SE IL CALCIO ABITA VIA DELLA POVERTA’
Sabato 22 aprile, stadio Artemio Franchi, tribuna Maratona laterale: Icardi segna il provvisorio 2-1, io insieme ad alcune altre migliaia di persone ci stampiamo in faccia un «emoji» che ride. Un tizio sulla quarantina, due file dietro alla mia, ingenuamente (...ma non è questa la parola giusta) si mette in piedi e alza le braccia al cielo. Viene subito notato da due normalissimi signori, uno con la faccia da rappresentante di prodotti per la pulizia, l’altro da meccanico in pensione, che iniziano a rivolgere al sovversivo ingiurie ed epiteti di ogni genere ricordandogli che era un ospite e doveva attenersi a delle regole non scritte ben precise. A dar manforte a questi facinorosi sopraggiungono subito altre persone, ricordando al malcapitato di turno di aver ben memorizzato i suoi tratti somatici nel caso successivamente ce ne fosse stato bisogno. La sparatoria verbale giunge al termine solo dopo un quarto d’ora, quando alcuni tifosi di casa accanto a me intervengono nella contesa con un perentorio «Ora basta», che tradotto significava «avete fatto bene a fare quello che avete fatto, ma erano sufficienti 5 minuti di insulti...». Prima dell’ inizio del secondo tempo, l’ormai indesiderato tifoso veniva accompagnato dagli steward nel settore ospiti, il tutto mentre un ragazzino proprio dietro di me sfoggiava una sciarpa con la scritta «Juve-parolaccia», come traduceva mia figlia che tenevo in braccio.

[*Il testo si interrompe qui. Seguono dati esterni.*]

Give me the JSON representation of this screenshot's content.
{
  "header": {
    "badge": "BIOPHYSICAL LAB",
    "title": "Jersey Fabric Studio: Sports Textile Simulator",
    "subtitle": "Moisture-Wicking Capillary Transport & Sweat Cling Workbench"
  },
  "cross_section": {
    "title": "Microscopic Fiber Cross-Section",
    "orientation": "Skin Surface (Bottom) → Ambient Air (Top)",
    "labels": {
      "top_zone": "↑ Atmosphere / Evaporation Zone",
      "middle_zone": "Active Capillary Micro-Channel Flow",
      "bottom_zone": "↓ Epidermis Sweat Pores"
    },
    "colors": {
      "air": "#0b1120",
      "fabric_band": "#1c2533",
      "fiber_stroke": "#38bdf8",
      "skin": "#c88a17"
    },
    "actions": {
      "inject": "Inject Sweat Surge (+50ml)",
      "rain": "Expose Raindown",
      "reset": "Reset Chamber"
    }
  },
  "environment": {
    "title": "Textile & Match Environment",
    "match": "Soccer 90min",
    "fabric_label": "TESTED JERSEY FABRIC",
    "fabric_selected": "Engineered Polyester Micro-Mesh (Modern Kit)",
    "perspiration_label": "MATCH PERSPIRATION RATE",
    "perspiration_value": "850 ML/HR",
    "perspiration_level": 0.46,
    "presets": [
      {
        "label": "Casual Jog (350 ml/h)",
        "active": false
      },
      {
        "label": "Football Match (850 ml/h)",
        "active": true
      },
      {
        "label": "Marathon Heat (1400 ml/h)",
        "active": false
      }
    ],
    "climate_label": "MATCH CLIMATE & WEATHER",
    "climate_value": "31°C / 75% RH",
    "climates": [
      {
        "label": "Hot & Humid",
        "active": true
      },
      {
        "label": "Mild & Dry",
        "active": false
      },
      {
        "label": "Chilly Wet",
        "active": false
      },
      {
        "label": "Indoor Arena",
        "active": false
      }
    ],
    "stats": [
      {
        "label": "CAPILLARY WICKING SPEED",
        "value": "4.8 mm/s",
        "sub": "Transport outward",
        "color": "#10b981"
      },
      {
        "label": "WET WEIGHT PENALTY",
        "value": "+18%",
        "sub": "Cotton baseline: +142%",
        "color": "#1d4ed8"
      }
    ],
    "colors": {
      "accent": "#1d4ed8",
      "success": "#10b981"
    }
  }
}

Ora io mi chiedo: com’è possibile evitare tutto ciò? A mio parere sarebbe stato più giusto allontanare, magari una volta spentasi la contesa, i due maleducati, ma non sono un esperto di ordine pubblico, e chi ha agito sicuramente ne sa più di me. Da dove nasce tutta questa inciviltà? Perchè i due signori, che mezz’ora prima avevano sorriso alla mia bambina e partecipato al minuto di silenzio in memoria di Scarponi, si sono trasformati in Mr Hyde al primo gesto che ha urtato la loro suscettibilità? Perché a quel bambino è stata comprata quella impresentabile sciarpa? Penso che in cuor suo avrebbe preferito la maglia di Bernardeschi o di Chiesa. Non ho la risposta ma credo che un po’ di verità ci sia nel fatto che nessuno si sente più responsabile neppure dei propri comportamenti: la colpa di quello che accade di sbagliato è sempre di altri o meglio del «sistema», inteso come induzione che giustifica una reazione, e questo accade sia allo stadio, sia fermi ad un semaforo, sia a casa ecc. ecc.
Occorre un’ inversione di rotta, ma non della collettività: piuttosto da fare ognuno per conto proprio, nessuno escluso. Potremo costruire stadi nuovi, più accoglienti, magari anche con le gradinate di marmo, con il plexiglas dei parapetti bordato in oro: saremo solo più sfarzosi e più moderni, ma non più civili. Lo so che avrà ricevuto altre centinaia di lettere su questo argomento e rileggendola ci trovo numerose ovvietà e banalità, ma da qualche giorno ogni tanto ripenso a questo episodio e provo rabbia e pena perché siamo sempre più spesso la caricatura di noi stessi, personaggi grotteschi, simili a quelli cantati da De Andrè in Via della Povertà.
Daniele Barlesi (Quarrata, Pt)
Sì, le lettere di questo tenore sono frequenti, ma io non ci vedo nè banalità nè ripetitività. L’ormai consueta cornice di inciviltà della tribuna calcistica «media» la porta ad un’opinione secondo me centrale: il sentirsi vigliaccamente al riparo delle «colpe» di qualcun’altro. Comodi alibi per comportamenti inopportuni o vergognosi o talvolta anche criminali. Sì, siamo tutti noi «mediamente» incivili e dobbiamo impegnarci in una necessaria rieducazione. La ministra Fedeli non ha ritenuto di rispondere ad un nostro recente appello. Lo riformuliamo qui: vogliamo occuparci nelle scuole di educazione al tifo come elemento centrale, forse di partenza, di quella civica?